USGS

Data Analysis Methodology:

How population trends are estimated:

Population trends are analyzed by four methods. For all methods, we use survey data from the early spring period for wood frog, chorus frog, spring peeper, leopard frog, and pickerel frog; from the late spring period for American toad, eastern gray treefrog, and Cope's gray treefrog; and from the summer period for mink frog, green frog, and bullfrog. Trends are not calculated for the poorly sampled cricket frog.

The first analytical technique (percent occurrence) is the simplest. It calculates an annual index to a particular species' abundance, as the number of stations on which the species was found, expressed as a percentage of the total number of stations sampled in that year. These annual percentages are regressed on year and the slope is compared to 0 by t-test.
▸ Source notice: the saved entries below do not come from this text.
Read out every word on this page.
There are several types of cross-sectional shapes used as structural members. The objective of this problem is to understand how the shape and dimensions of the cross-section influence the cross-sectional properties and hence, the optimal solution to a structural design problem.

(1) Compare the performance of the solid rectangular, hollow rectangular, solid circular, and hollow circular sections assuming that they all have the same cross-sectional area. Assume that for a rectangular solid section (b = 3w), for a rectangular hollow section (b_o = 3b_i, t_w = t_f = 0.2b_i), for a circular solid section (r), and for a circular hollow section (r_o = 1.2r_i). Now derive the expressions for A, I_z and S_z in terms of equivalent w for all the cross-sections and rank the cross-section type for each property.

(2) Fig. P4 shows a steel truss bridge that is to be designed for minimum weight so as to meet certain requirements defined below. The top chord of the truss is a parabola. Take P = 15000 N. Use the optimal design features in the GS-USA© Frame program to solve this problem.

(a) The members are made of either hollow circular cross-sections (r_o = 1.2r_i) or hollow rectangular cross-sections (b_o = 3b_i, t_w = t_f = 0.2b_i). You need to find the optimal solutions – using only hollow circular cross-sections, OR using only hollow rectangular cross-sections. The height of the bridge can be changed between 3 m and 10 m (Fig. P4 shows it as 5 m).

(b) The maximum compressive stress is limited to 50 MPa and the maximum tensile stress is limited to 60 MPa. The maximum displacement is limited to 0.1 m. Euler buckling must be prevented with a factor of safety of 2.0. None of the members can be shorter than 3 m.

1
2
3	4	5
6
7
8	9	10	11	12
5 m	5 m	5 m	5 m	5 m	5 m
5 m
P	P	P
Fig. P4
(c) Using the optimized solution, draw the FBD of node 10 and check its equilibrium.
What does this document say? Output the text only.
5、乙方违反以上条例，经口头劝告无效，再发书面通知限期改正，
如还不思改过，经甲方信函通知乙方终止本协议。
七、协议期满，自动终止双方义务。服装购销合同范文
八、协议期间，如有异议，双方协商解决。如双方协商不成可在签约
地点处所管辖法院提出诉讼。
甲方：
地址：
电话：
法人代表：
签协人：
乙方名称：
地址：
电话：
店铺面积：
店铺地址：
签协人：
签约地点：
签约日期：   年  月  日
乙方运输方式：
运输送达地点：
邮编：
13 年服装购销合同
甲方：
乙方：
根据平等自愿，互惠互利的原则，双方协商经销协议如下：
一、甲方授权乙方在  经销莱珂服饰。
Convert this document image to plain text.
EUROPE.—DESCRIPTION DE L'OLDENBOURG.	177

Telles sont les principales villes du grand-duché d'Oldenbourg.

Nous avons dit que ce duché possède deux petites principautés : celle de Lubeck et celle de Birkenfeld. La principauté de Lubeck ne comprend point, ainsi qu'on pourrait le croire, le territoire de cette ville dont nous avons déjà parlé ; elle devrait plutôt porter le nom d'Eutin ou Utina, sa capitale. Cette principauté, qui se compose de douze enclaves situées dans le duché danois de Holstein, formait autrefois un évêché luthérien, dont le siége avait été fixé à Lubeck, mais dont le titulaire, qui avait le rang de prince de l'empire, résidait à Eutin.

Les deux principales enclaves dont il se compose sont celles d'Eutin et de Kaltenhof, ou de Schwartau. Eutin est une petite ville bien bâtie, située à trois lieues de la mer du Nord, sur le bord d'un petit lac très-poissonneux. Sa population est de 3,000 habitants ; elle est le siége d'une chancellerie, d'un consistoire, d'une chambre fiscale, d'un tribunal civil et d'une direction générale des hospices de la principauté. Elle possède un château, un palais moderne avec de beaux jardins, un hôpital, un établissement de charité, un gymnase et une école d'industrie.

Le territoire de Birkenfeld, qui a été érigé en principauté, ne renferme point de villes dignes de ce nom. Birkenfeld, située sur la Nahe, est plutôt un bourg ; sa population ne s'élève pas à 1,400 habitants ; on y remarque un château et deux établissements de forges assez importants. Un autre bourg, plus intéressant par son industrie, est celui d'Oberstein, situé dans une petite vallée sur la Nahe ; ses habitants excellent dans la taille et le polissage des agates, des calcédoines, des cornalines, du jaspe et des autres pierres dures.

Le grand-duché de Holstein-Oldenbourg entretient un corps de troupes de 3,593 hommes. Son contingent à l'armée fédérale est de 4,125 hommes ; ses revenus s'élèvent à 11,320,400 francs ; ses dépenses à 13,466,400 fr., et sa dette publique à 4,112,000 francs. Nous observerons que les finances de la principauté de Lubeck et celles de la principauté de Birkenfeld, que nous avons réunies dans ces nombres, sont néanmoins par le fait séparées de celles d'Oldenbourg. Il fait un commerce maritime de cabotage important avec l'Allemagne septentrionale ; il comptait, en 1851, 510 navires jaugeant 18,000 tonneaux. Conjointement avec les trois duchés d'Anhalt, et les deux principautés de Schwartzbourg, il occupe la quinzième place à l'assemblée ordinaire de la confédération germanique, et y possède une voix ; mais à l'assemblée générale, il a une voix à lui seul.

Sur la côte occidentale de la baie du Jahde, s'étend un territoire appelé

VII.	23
This technique does not correct for factors such as the uneven geographic distribution of routes, or the fact that every route is not run in every year.

The other three, more complex analytical techniques were developed with the support of the U.S. Geological Survey, based on their procedures for determining "estimating equations" for federal Breeding Bird Survey data (Link and Sauer 1994). For each route an index to abundance was computed for each species in each year. In the route frequency regression technique the number of stations of occurrence was added (range = 0-10); it is a measure of how many stations a species occurs on, regardless of how abundant it may be on these stations (call index values are not considered). The route index regression technique summed the index values from each station (range = 0- 30). In the route adjusted-index regression technique we arbitrarily assigned to each call index value a number that we felt better estimated the relative abundance of animals represented by that value (call index 1 = 3 calling males, call index 2 = 25 calling males, call index 3 = 50 calling males); these values were then summed for each route as in the preceding technique (range = 0-500). For a given species the route index regression equates 3 stations each recording index values of 1 with a single station recording an index value of 3; the route adjusted-index regression equates about 17 stations recording an index value of 1 with one station recording a value of 3.

Trends for each route were then computed using estimating equations, regressing the appropriate dependent variable (frequency, summed index values, or summed adjusted-index values) on year, and these trends were averaged for all routes in each ecoregion, expressed as mean annual percent change for that ecoregion. Before averaging, however, the trend for each species on each route was weighted according to the relative abundance of the species on that route (routes with a high average frequency of occurrence or a high mean index value contributed more to the estimated ecoregional trend than did routes in which the species was less common), and an estimate of the variance in the trend estimate (routes in which the trend was precise contributed more than routes in which the trend was imprecise). The mean trend for each ecoregion was then weighted according to the area of that ecoregion, and these weighted means were averaged to produce a standard statewide trend (Geissler and Sauer 1990).

Trend results are presented in tabular form, for 3 periods: 1984-88 (ending in the middle of the late 1980s drought years), 1989-98 (beginning in the middle of drought), and 1984-98 (all 14 years of survey). The type of analysis is indicated in parentheses following each species name:

The table columns are as follows:

Interpreting trend results: Keeping in mind the assumptions and limitations of each analytical technique, estimates from all 4 techniques are useful for comparison. For example, when 2 or 3 techniques estimate similar trends for a species it strengthens the evidence for these trends. Note that trend estimates are summaries of population change, and do not provide information on other patterns of population change (such as cycles) over time. Some of these patterns are suggested by the graphs of annual population indices for each species. The statewide trend estimates may also mask trends that are occurring at a smaller (perhaps more meaningful) scale; for example, opposing trends could occur in different regions in the state but "cancel each other out" in the statewide trend estimate. Trends calculated from samples with fewer than about 14 routes should be considered tentative, even when P-values are significant.